Ultimately, Moll sacrificed her music for love. But she held on to the songs she wrote before their marriage, and kept a detailed diary during their marriage.

The concert will begin with a Schoenberg arrangement of a Johann Strauss waltz to demonstrate the musical status quo of the time, said Gregory Keller, the stage director.

Then the audience will hear the words of Mahler and Moll, both early in their marriage and then years later, followed by the performance of six of Moll’s songs. After intermission there will be another Schoenberg arrangement. The concert will close with Mahler’s “Songs of a Wayfarer” that express the pain of romantic loss he feels when Moll finally leaves him.

“Between Act 1 and Act 2 you will get an idea of Alma’s music and Gustav’s music,” Keller said. “You will come out of the concert with a historical understanding and an emotional understanding of how powerful this music was at the time. Mahler was really the first rock star.”

The concluding “Songs of a Wayfarer” will not leave the audience feeling lonely and depressed, said David Moore, the featured baritone soloist.

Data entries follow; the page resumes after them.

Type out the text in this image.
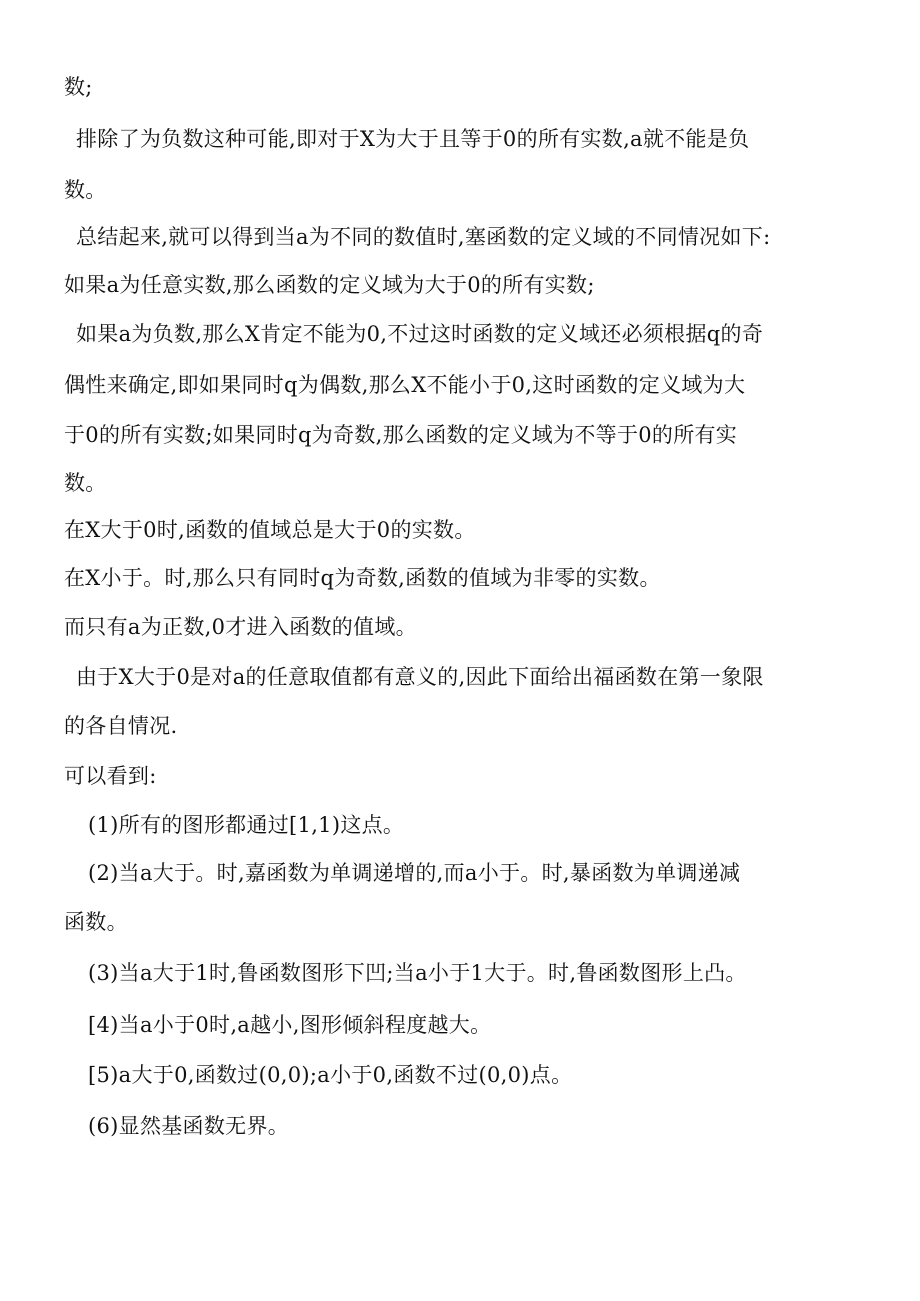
数;
排除了为负数这种可能,即对于X为大于且等于0的所有实数,a就不能是负
数。
总结起来,就可以得到当a为不同的数值时,塞函数的定义域的不同情况如下:
如果a为任意实数,那么函数的定义域为大于0的所有实数;
如果a为负数,那么X肯定不能为0,不过这时函数的定义域还必须根据q的奇
偶性来确定,即如果同时q为偶数,那么X不能小于0,这时函数的定义域为大
于0的所有实数;如果同时q为奇数,那么函数的定义域为不等于0的所有实
数。
在X大于0时,函数的值域总是大于0的实数。
在X小于。时,那么只有同时q为奇数,函数的值域为非零的实数。
而只有a为正数,0才进入函数的值域。
由于X大于0是对a的任意取值都有意义的,因此下面给出福函数在第一象限
的各自情况.
可以看到:
(1)所有的图形都通过[1,1)这点。
(2)当a大于。时,嘉函数为单调递增的,而a小于。时,暴函数为单调递减
函数。
(3)当a大于1时,鲁函数图形下凹;当a小于1大于。时,鲁函数图形上凸。
[4)当a小于0时,a越小,图形倾斜程度越大。
[5)a大于0,函数过(0,0);a小于0,函数不过(0,0)点。
(6)显然基函数无界。
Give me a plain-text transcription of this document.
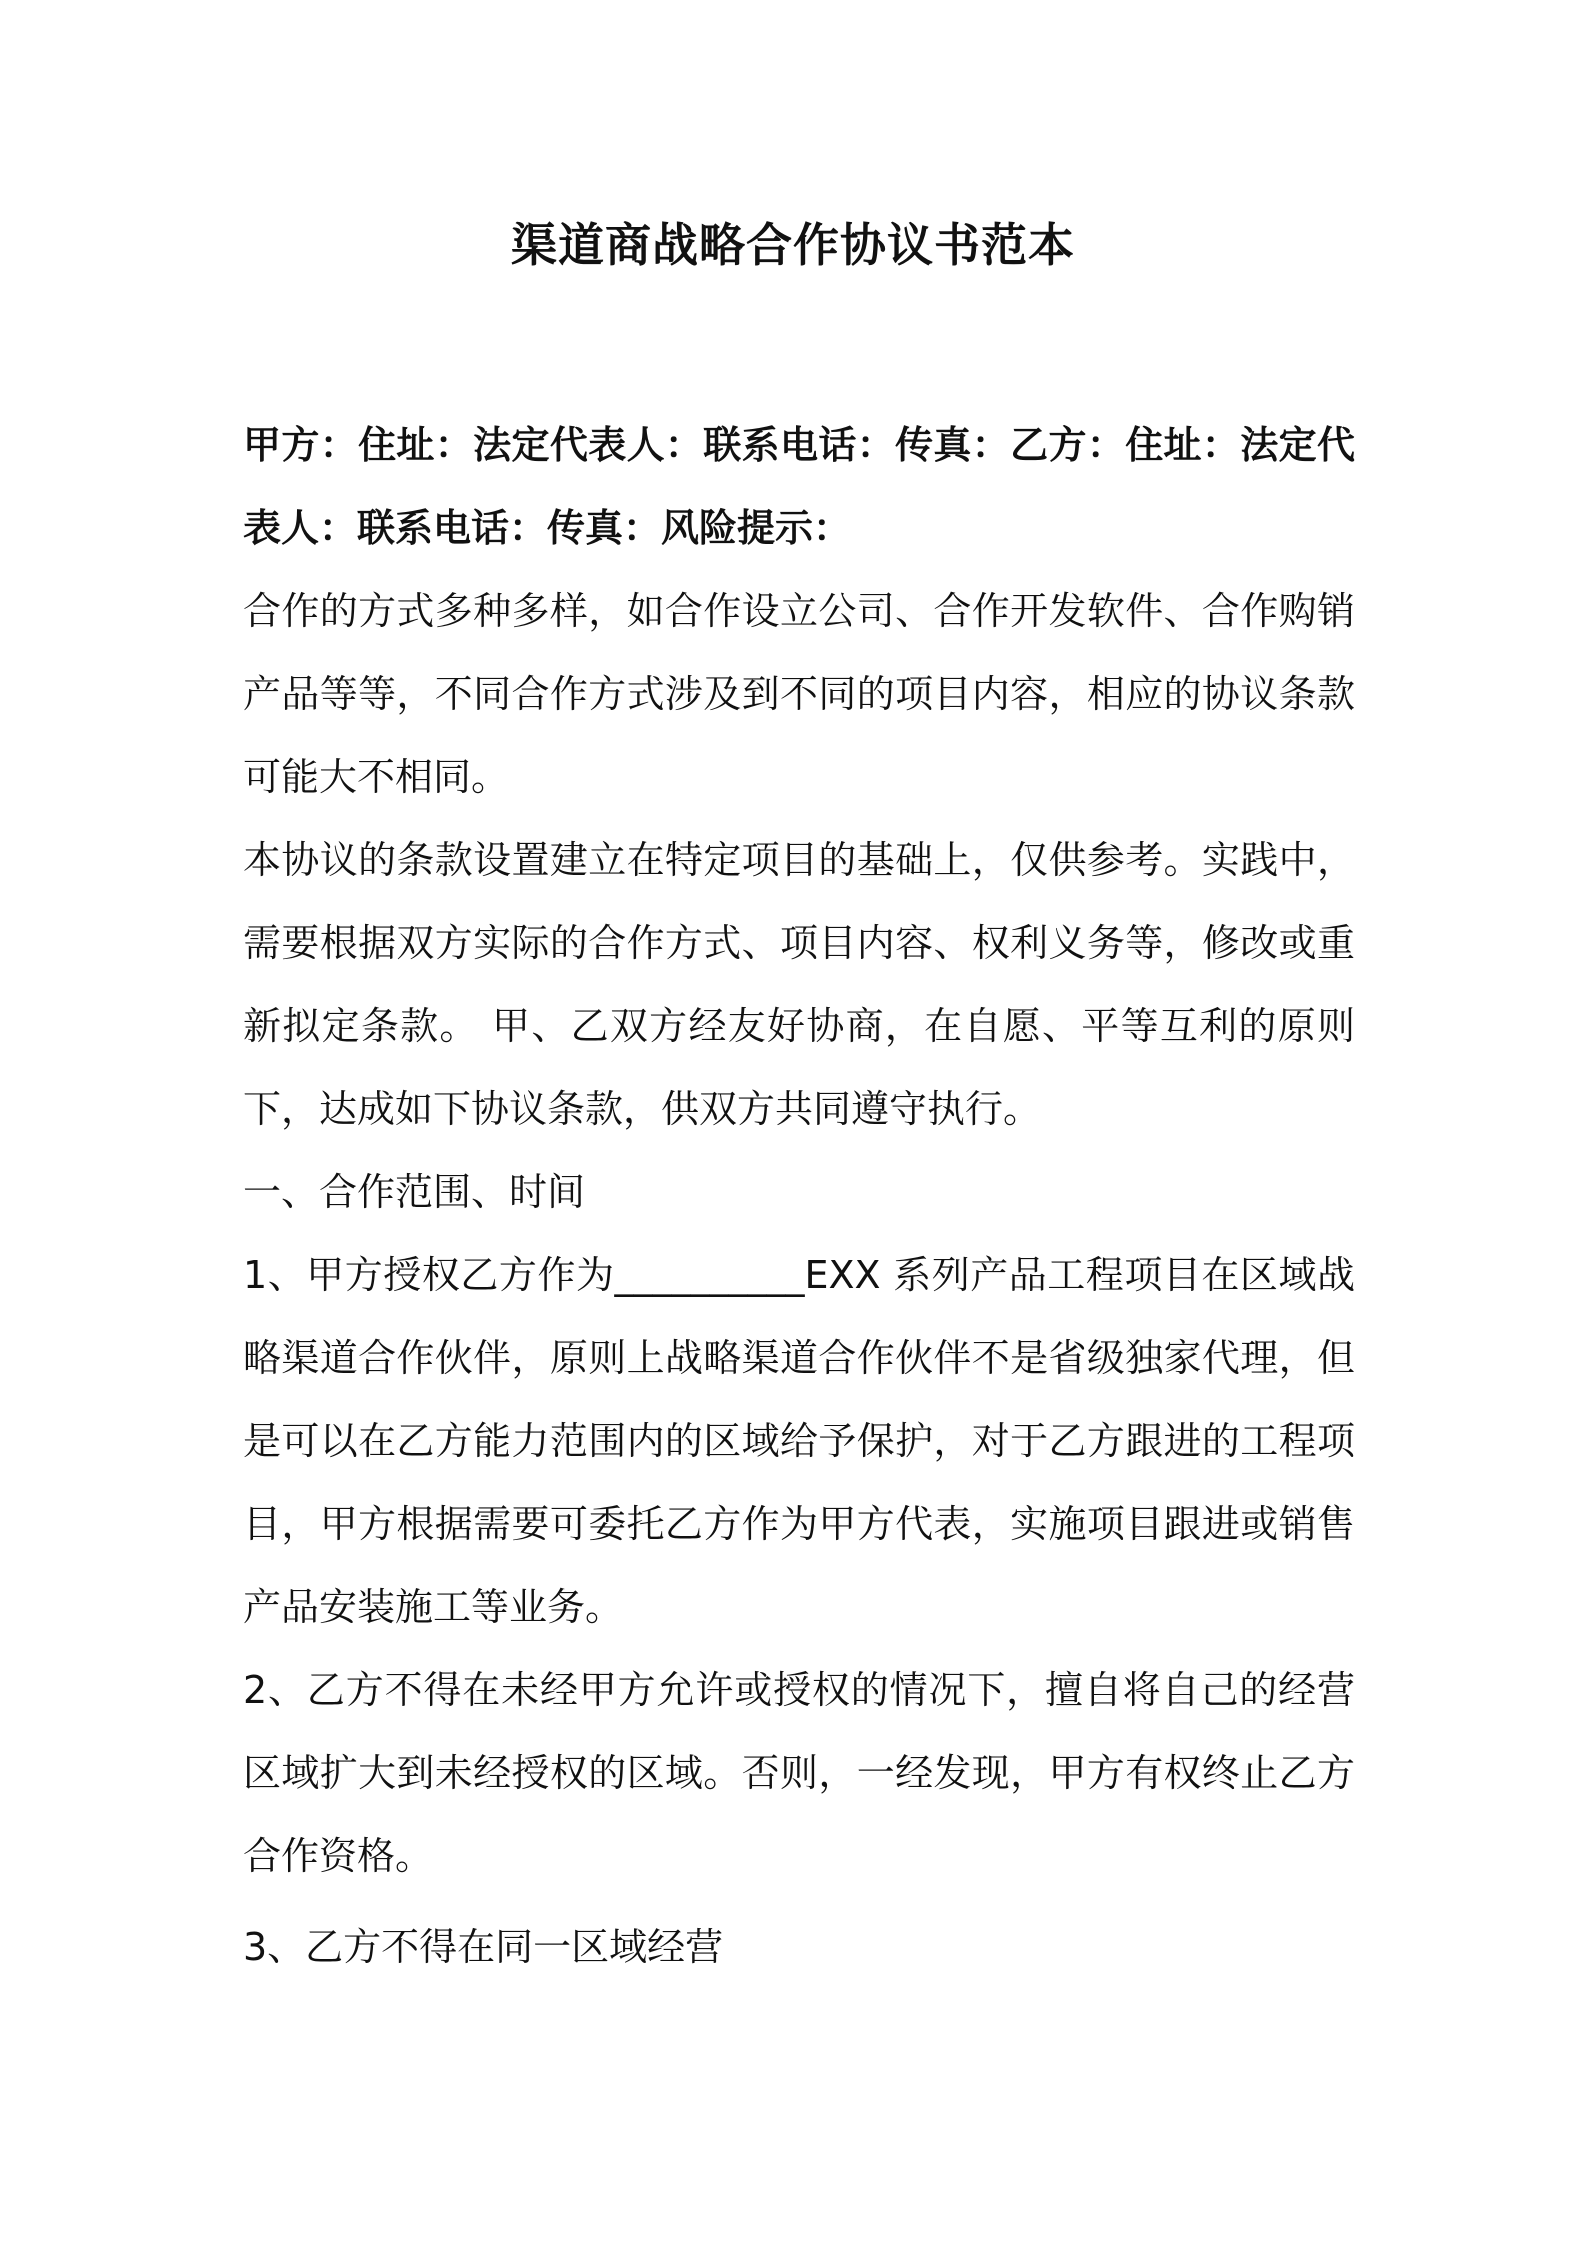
渠道商战略合作协议书范本

甲方：住址：法定代表人：联系电话：传真：乙方：住址：法定代表人：联系电话：传真：风险提示：

合作的方式多种多样，如合作设立公司、合作开发软件、合作购销产品等等，不同合作方式涉及到不同的项目内容，相应的协议条款可能大不相同。

本协议的条款设置建立在特定项目的基础上，仅供参考。实践中，需要根据双方实际的合作方式、项目内容、权利义务等，修改或重新拟定条款。 甲、乙双方经友好协商，在自愿、平等互利的原则下，达成如下协议条款，供双方共同遵守执行。

一、合作范围、时间

1、甲方授权乙方作为__________EXX 系列产品工程项目在区域战略渠道合作伙伴，原则上战略渠道合作伙伴不是省级独家代理，但是可以在乙方能力范围内的区域给予保护，对于乙方跟进的工程项目，甲方根据需要可委托乙方作为甲方代表，实施项目跟进或销售产品安装施工等业务。

2、乙方不得在未经甲方允许或授权的情况下，擅自将自己的经营区域扩大到未经授权的区域。否则，一经发现，甲方有权终止乙方合作资格。

3、乙方不得在同一区域经营
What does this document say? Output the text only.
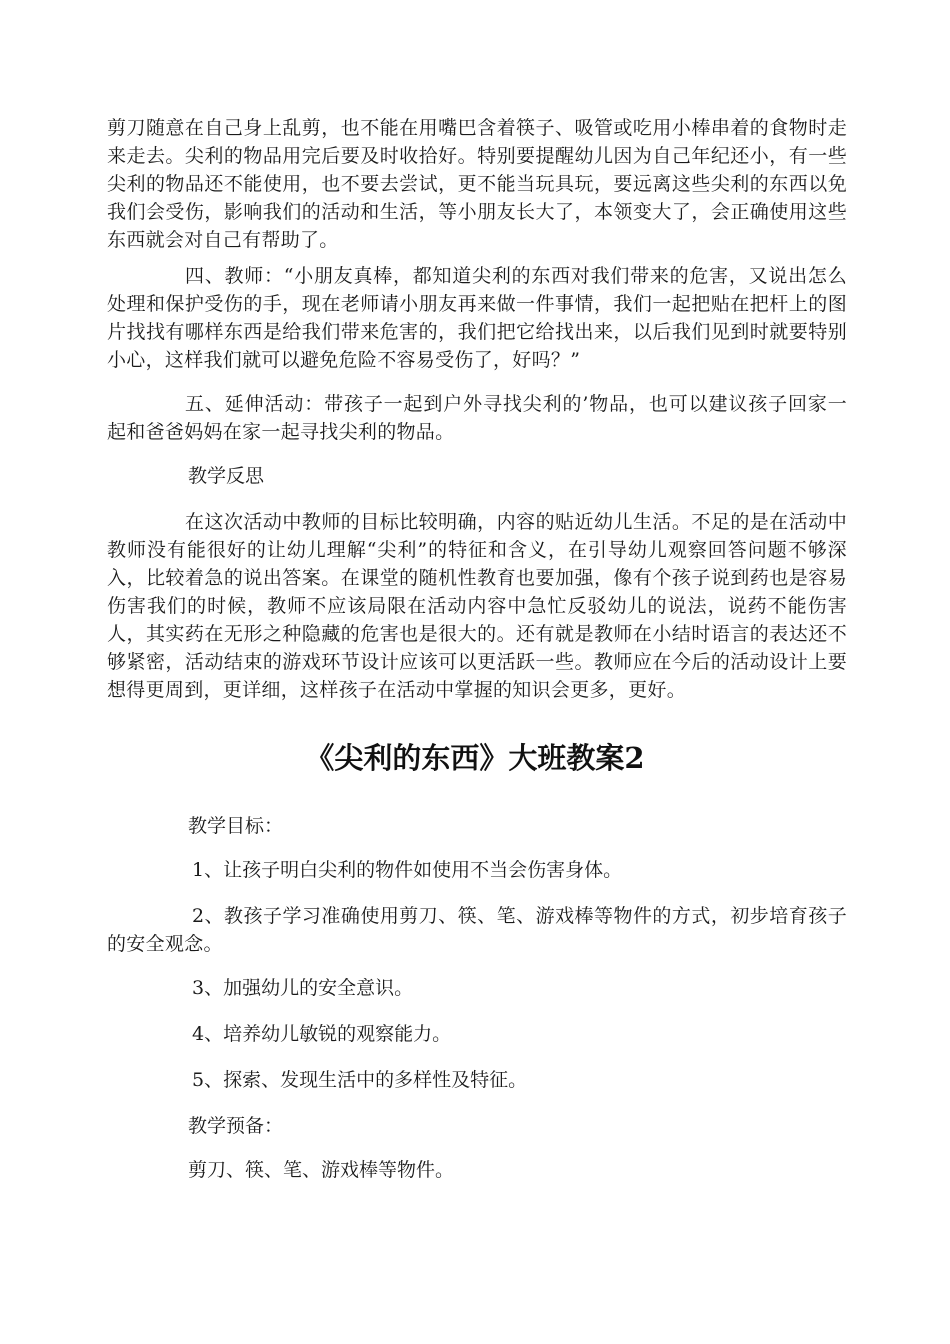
剪刀随意在自己身上乱剪，也不能在用嘴巴含着筷子、吸管或吃用小棒串着的食物时走来走去。尖利的物品用完后要及时收拾好。特别要提醒幼儿因为自己年纪还小，有一些尖利的物品还不能使用，也不要去尝试，更不能当玩具玩，要远离这些尖利的东西以免我们会受伤，影响我们的活动和生活，等小朋友长大了，本领变大了，会正确使用这些东西就会对自己有帮助了。

四、教师：“小朋友真棒，都知道尖利的东西对我们带来的危害，又说出怎么处理和保护受伤的手，现在老师请小朋友再来做一件事情，我们一起把贴在把杆上的图片找找有哪样东西是给我们带来危害的，我们把它给找出来，以后我们见到时就要特别小心，这样我们就可以避免危险不容易受伤了，好吗？”

五、延伸活动：带孩子一起到户外寻找尖利的’物品，也可以建议孩子回家一起和爸爸妈妈在家一起寻找尖利的物品。

教学反思

在这次活动中教师的目标比较明确，内容的贴近幼儿生活。不足的是在活动中教师没有能很好的让幼儿理解“尖利”的特征和含义，在引导幼儿观察回答问题不够深入，比较着急的说出答案。在课堂的随机性教育也要加强，像有个孩子说到药也是容易伤害我们的时候，教师不应该局限在活动内容中急忙反驳幼儿的说法，说药不能伤害人，其实药在无形之种隐藏的危害也是很大的。还有就是教师在小结时语言的表达还不够紧密，活动结束的游戏环节设计应该可以更活跃一些。教师应在今后的活动设计上要想得更周到，更详细，这样孩子在活动中掌握的知识会更多，更好。

《尖利的东西》大班教案2

教学目标：

1、让孩子明白尖利的物件如使用不当会伤害身体。

2、教孩子学习准确使用剪刀、筷、笔、游戏棒等物件的方式，初步培育孩子的安全观念。

3、加强幼儿的安全意识。

4、培养幼儿敏锐的观察能力。

5、探索、发现生活中的多样性及特征。

教学预备：

剪刀、筷、笔、游戏棒等物件。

“These songs are very clear and honest,” he said. “It takes you directly through Mahler’s emotional process. He doesn’t get over her, but he does find a moment of rest under a tree. The concert ends with you hearing him talk about something other than pain as he gets wrapped up in the beauty of nature.”

Moore said this concert is not going to be in the conventional setting, but rather a unique staging and acting of the pieces in a monodrama with orchestral accompaniment.

When the concert is over, Sheffer wrote that he hopes, “you will know something of Mahler’s world in order to explore its riches on your own.”

Red will continue presenting classical music in innovative ways until the end of its fourth season in February. In addition to “In Mahler’s Shadow” there will be two other concert programs in Cleveland’s Masonic Temple Auditorium.

“Each of our three concerts expresses a different emotion, is represented by different shades, projects different tones and speaks with a different voice,” Sheffer wrote.

On Dec. 8 and Dec. 10, people may see “A New Amahl (A Red Christmas).” It will be a contemporary production of the Christmas favorite, “Amahl and the Night Visitors,” in which dreams of an urban boy are brought to life by larger-than-life-sized puppets.

On Feb. 4, “Image/Sound/Image” will explore the relationship between music and visual images by presenting music created for clips from the movies “The Red Violin” and “On Valentine’s Day” and digital images created for Beethoven’s “Symphony No. 4” by artist Leo Villareal.

Contact ALL correspondent Erica Crist at [email protected].

 

Red { an orchestra }


What: All-ages concert

When? Saturday at 8 p.m.

Where? Masonic Temple Auditorium at 3615 Euclid Ave.